Lost to the sands of time, unfortunately. The first such blog that started me on the mode of research was for a fancy RF photo-flash trigger by the name of Radiopopper. I don't believe that blog is still up with its original content, but you might be able to find it in the Wayback Machine by way of the Strobist photography blog. It didn't differ too much from the updates that you would see today on any given electronics-based project on Kickstarter or other crowdfunding platform. Dave's developed a few products and vblogged a bit about the process, most recently the µSupply, which should give you some idea of the concerns of a product designer.
The "blocks" I'm talking about are just a vague, non-enumerable abstraction covering many levels of structure, akin to sentence or phrase structures. Transistors are akin to "The dog barked", short and simple but with plenty of room for subtlety, and SDRAMs are akin to "A man, a plan, a canoe, pasta, heros, rajahs, a coloratura, maps, snipe, percale, macaroni, a gag, a banana bag, a tan, a tag, a banana bag again (or a camel), a crepe, pins, Spam, a rut, a Rolo, cash, a jar, sore hats, a peon, a canal--Panama!", quite symmetrical yet twisted to get in and out of. There are no exhaustive lists, but you can occasionally find the odd category list on Wikipedia such as
https://en.wikipedia.org/wiki/Category:Single-stage_transistor_amplifiers with somewhat comparable variations on a theme.

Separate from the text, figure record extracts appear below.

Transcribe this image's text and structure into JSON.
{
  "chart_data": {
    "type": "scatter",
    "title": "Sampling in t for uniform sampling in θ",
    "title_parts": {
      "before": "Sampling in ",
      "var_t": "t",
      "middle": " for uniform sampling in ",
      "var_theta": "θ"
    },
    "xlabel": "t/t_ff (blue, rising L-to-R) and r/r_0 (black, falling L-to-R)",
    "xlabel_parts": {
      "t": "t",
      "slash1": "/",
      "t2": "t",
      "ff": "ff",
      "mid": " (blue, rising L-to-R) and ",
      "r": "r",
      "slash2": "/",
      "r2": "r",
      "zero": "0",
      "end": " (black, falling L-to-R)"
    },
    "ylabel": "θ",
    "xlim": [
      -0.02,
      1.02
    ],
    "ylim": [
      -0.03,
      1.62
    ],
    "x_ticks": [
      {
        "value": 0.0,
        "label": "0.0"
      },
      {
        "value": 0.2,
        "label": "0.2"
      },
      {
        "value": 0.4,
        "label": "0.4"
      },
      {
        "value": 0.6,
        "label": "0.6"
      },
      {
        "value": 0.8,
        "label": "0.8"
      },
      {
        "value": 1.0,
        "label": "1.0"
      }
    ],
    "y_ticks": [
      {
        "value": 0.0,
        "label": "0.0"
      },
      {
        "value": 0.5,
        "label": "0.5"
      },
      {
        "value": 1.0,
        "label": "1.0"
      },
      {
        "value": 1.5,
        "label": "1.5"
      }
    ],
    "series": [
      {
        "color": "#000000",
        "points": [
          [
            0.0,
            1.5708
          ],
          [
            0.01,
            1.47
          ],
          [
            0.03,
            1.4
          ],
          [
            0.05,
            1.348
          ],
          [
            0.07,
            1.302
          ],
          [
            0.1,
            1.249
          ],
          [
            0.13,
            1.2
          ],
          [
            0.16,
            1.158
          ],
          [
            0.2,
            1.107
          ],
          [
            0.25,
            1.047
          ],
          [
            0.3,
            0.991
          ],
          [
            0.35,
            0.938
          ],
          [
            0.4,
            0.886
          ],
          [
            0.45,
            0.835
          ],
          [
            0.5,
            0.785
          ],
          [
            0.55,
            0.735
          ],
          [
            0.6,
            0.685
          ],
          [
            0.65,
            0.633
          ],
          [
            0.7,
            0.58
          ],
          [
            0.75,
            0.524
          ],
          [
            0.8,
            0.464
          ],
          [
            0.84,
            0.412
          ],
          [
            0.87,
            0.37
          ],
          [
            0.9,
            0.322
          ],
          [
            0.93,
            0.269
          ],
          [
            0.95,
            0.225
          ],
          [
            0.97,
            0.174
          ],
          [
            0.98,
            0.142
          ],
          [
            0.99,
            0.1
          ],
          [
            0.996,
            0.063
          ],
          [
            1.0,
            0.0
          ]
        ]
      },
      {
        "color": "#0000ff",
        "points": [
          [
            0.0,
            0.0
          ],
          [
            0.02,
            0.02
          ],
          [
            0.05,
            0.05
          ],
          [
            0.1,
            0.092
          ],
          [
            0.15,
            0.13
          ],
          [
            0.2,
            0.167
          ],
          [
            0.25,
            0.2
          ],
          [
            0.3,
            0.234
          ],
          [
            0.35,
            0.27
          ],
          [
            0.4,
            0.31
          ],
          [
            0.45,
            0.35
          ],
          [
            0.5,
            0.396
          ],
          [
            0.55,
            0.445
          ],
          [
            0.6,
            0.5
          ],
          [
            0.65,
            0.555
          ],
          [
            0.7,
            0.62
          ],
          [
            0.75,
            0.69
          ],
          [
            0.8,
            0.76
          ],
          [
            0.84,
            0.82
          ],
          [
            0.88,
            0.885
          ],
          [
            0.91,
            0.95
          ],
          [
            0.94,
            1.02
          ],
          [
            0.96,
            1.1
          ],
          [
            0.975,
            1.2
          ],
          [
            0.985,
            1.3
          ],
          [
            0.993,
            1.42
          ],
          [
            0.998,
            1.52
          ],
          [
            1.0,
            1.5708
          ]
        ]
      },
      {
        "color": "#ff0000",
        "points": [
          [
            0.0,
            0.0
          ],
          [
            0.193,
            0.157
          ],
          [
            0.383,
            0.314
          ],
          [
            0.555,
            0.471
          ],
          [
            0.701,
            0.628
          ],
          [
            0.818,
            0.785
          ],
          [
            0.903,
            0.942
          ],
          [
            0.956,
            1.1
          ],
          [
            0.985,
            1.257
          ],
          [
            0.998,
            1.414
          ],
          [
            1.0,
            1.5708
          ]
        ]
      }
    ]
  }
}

In any case, you have to start with the rudiments. The maker movement and some of their leading distributors (Sparkfun, Adafruit) have come out with their own elementary electronics instruction resources and walk-throughs, sometimes centered around the Arduino physical computing platform. If that's not serious enough for you, Forrest M. Mims III has published a ton of renowned instructional texts and mini-notebooks, including
Getting Started in Electronics.
The Art of Electronics is more straightforward and might intimidate some beginners not accustomed to close reading, but I don't think you'll be too intimidated by it, especially when you can use the web as an auxiliary resource. If radio interests you, the ARRL's got a lot of material online and in print for beginners on up to amateur RF engineers that might pique your interest, and getting your Amateur Extra ticket is a decent test of your knowledge of the basics of RF and of electronics in general. It all depends on where you want to go.